A lot of people won't be able to get past the fact that ninety-six Christian Indians - including women and children - were killed at Gnadenhutten Ohio. I myself didn't want to write another post about it. What good can come out of it, I was thinking. And what point is there to give the massacre context. It still was what it was, right?
If you remember one thing about Gnadenhutten, it should, of course, be the massacre itself and it goes without saying that it was a shameful, horrible atrocity.
The concepts of "crimes against humanity" and crimes of war" had not been conceived yet back in 1782. But they describe what happened at Gnadenhutten, Ohio.
While the context surrounding the Gnadenhutten Massacre will not explain it away, it would be too easy for me to just tell myself that with all the emotion surrounding the Gnadenhutten Massacre, I should just call it a war crime and then move on to another topic. No. My subject in Algonkian Church History is Christian Indians and if I'm going to give Gnadenhutten its fair weight, then I need to go into a lot more detail.
So here goes. Here are some relevant facts or context, or whatever:
According to historian Leonard Sadosky, the goings-on at Fort Pitt are an important element in knowing more about the Gnadenhutten Massacre. In his chapter "Rethinking the Gnadenhutten Massacre," Sadosky goes into a lot of detail about Gnadenhutten's context.
Sadosky tells us that Fort Pitt was run by white American oligarchs, or the upper-class. At that time, white America could be divided into the upper class (or gentry) and the common farmers. Furthermore, Sadosky notes, one of the themes of the American Revolution itself was of the common white man trying to liberate himself from the upper class. On the frontier back then (as Sadosky tells it), there were a lot of common whites, less Indians, and the smallest group of all were the white oligarchs, the gentry, or upper class. The upper class whites understood the need for diplomacy with the Indians. But the farmers had their own needs and didn't place much value on the importance of getting along with the Indians. The militia responsible for the Gnadenhutten massacre was made up of lower class white farmers.
Let's try to follow Sadosky's line of thought:
He says there was a "popular antipathy toward commerce and diplomacy with Indians [that] became manifest at several points during the years leading up to the Gnadenhutten Massacre"(193).
Sadosky understands the significance of Gnadenhutten being on the frontier during wartime:
War for American Independence placed the Moravian villages in a precarious poisition. they found themselves almost directly between the Anglo-American faming communities of western Pennsylvania, and the numerous British-allied Native villages of the Great Lakes Basin. Caught in the middle of this geopolitical vortex, the Moravian Delawares attempted to placate both sides in order to maintain their neutrality (196-197).
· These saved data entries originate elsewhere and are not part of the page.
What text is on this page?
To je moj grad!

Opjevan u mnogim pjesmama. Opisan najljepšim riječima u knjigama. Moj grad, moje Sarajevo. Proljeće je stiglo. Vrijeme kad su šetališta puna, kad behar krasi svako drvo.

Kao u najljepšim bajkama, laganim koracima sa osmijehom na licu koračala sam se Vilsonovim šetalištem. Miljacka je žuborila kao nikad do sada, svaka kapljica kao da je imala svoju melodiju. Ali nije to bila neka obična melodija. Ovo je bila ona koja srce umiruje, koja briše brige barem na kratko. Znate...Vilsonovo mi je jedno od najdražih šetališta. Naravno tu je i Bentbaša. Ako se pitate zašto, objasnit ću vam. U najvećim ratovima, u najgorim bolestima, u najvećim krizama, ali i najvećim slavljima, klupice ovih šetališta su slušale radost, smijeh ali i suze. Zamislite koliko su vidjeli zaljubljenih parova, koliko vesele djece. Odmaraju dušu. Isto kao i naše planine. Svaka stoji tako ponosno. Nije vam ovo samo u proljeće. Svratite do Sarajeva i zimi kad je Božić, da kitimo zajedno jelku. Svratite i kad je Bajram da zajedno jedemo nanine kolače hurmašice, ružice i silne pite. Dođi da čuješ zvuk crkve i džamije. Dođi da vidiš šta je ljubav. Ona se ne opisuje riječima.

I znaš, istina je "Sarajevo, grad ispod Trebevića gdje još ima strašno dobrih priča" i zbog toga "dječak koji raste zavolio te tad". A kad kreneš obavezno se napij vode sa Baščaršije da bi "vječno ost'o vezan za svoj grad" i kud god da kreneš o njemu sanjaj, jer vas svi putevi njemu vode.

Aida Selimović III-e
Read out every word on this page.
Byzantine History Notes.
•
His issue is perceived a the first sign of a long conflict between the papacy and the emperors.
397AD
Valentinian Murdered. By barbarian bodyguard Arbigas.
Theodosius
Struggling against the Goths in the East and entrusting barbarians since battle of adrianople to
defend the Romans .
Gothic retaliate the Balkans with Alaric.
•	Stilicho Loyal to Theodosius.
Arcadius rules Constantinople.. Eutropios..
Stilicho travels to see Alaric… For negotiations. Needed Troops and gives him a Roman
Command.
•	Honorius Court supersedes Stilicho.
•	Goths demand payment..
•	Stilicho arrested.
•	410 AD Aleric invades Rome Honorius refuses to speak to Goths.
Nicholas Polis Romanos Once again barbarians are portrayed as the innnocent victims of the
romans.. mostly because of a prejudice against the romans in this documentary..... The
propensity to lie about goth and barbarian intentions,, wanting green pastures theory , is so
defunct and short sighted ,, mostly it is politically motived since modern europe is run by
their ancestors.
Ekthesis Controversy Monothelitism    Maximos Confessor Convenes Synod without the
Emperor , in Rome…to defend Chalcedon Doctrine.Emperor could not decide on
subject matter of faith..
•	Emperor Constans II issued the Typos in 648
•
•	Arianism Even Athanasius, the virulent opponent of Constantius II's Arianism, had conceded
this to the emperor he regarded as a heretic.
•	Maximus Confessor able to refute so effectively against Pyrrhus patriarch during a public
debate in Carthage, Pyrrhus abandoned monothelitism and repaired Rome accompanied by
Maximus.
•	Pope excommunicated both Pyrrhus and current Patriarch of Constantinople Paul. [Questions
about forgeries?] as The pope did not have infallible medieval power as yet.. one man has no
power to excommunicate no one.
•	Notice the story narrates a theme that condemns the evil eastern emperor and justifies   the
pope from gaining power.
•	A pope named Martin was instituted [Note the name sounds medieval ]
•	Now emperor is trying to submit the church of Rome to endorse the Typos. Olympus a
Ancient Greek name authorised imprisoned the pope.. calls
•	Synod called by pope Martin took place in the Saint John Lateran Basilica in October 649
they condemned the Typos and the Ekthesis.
And how did the Moravian villages placate both sides"? According to Sadosky
The Moravian towns often provided a way station for British-allied Indians raiding the Pennsylvania farms, while Moravian leaders, such as the Reverend John Heckewelder and the Reverend David Zeisberger, provided intelligence to the Continental commanders at Fort Pitt (197).
Next comes some action:
British-allied Indians had taken the Moravian missionaries and many of the Indians as prisoners in 1781.
White farmer David Williamson gathered up a militia and toured the Moravian villages, in November, 1781, but, of course few people were around, because they were being help by the British-allied Indians.
Williamson's militia captured the few Indians they found and took them to Fort Pitt.
As soon as the commandant at Fort Pitt learned they were from the Christian communities, he released the prisoners that Williamson's militia had rounded up.
Per Sadosky (197), "The fact that the Indians' release was soon followed by attacks against farms on the western edge of Washington County raised the ire of many of the County's residents."
By early February of 1782, the enlisted men at Fort Pitt were threatening mutiny, stemming from a "lack of pay and no provision for clothing"(197). And
At nearly the same time, a raiding party from Sandusky, probably of Wyandots and Mingoes, entered the western townships of Washington County. They attacked and raided several blockhouses, killing some Pennsylvanians and taking others prisoner. Ostensibly desiring to recover the prisoners, the men of Washington County mustered into a militia unit in the latter part of February in order to pursue the Indians (198).
To be continued.....
Sadosky's chapter is part of the book The Sixty Years' War for the Great Lakes, 1754-1814
Citation:
Skaggs, David Curtis, and Larry L. Nelson. The Sixty Years' War for the Great Lakes, 1754-1814. East Lansing: Michigan State University Press, 2001.